The Road to Self-driving Cars Is Full of Speed Bumps

A Plan for the Inevitable

Though this is a serious problem, there is an alternative. The car companies could accept that humans will be humans, acknowledge that our minds will wander. After all, being able to read a book while driving is part of the appeal of self-driving cars.

Some manufacturers have already started to build their cars to accommodate our inattention. Audi’s Traffic Jam Pilot is one example. It can completely take over when you’re in slow-moving highway traffic, leaving you to sit back and enjoy the ride. Just be prepared to step in if something goes wrong. But there’s a reason why Audi has limited its system to slow-moving traffic on limited-access roads. The risks of catastrophe are lower in motorway congestion.

And that’s an important distinction. Because as soon as a human stops monitoring the road, you’re left with the worst possible combination of circumstances when an emergency happens. A driver who’s not paying attention will have very little time to assess their surroundings and decide what to do.

Imagine sitting in a self-driving car, hearing an alarm and looking up from your book to see a truck ahead shedding its load onto your path. In an instant, you’ll have to process all the information around you: the motorbike in the left lane, the van braking hard ahead, the car in the blind spot on your right. You’d be most unfamiliar with the road at precisely the moment you need to know it best.

Add in the lack of practice, and you’ll be as poorly equipped as you could be to deal with the situations demanding the highest level of skill.

A 2016 study simulated people as passengers, reading a book or playing on their cell phones, in a self-driving car. Researchers found that, after an alarm sounded for passengers to regain control, it took them about 40 seconds to do it.

Ironically, the better self-driving technology gets, the worse these problems become. A sloppy autopilot that sets off an alarm every 15 minutes will keep a driver continually engaged and in regular practice. It’s the smooth and sophisticated automatic systems that are almost always reliable that you’ve got to watch out for.

“The worst case is a car that will need driver intervention once every 200,000 miles,” Gill Pratt, head of Toyota’s research institute, told technology magazine IEEE Spectrum in 2017.

Pratt says someone who buys a new car every 100,000 miles might never need to take over control from the car. “But every once in a while, maybe once for every two cars that I own, there would be that one time where it suddenly goes ‘beep beep beep, now it’s your turn!’ ” Pratt told the magazine. “And the person, typically having not seen this for years and years, would . . . not be prepared when that happened.”

Adjusting Expectations

As is the case with much of the driverless technology that is so keenly discussed, we’ll have to wait and see how this turns out. But one thing is for sure: As time goes on, autonomous driving will have a few lessons to teach us that apply well beyond the world of motoring — not just about the messiness of handing over control, but about being realistic in our expectations of what algorithms can do.

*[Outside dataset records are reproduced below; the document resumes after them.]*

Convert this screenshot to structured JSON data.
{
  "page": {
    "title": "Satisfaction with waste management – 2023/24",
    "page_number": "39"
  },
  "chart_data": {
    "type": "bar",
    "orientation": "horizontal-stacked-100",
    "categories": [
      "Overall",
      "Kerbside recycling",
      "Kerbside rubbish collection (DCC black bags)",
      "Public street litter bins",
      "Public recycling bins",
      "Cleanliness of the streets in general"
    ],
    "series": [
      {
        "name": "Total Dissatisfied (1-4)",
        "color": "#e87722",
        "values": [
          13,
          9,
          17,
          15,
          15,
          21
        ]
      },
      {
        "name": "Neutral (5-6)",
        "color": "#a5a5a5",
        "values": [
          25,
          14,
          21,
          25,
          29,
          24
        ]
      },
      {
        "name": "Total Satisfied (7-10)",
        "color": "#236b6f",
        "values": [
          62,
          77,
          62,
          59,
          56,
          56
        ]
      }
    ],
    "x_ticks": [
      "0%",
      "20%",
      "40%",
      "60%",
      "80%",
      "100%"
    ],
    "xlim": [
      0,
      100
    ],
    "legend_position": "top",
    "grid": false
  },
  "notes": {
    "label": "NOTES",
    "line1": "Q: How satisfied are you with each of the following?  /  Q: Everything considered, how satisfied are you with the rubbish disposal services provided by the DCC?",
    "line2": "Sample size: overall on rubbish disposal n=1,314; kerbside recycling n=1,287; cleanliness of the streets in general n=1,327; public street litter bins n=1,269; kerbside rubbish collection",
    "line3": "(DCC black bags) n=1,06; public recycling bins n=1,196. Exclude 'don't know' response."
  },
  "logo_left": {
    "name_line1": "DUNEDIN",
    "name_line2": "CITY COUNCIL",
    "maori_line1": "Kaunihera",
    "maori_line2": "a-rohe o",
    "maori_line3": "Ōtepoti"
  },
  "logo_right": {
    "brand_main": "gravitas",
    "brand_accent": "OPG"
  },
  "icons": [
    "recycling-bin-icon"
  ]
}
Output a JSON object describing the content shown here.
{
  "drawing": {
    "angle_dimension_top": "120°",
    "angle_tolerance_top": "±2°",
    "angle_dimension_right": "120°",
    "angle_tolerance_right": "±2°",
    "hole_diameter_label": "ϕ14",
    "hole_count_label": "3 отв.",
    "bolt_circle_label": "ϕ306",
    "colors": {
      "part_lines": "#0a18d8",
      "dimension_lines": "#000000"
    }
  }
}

If this is going to work, we’ll have to adjust our way of thinking. We’re going to need to throw away the idea that cars should work perfectly every time, and accept that, while mechanical failure might be a rare event, algorithmic failure almost certainly won’t be.

So, knowing that errors are inevitable, knowing that if we proceed we have no choice but to embrace uncertainty, the conundrums within the world of driverless cars will force us to decide how good something needs to be before we’re willing to let it loose on our streets. That’s an important question, and it applies elsewhere. How good is good enough? Once you’ve built a flawed algorithm that can calculate something, should you let it?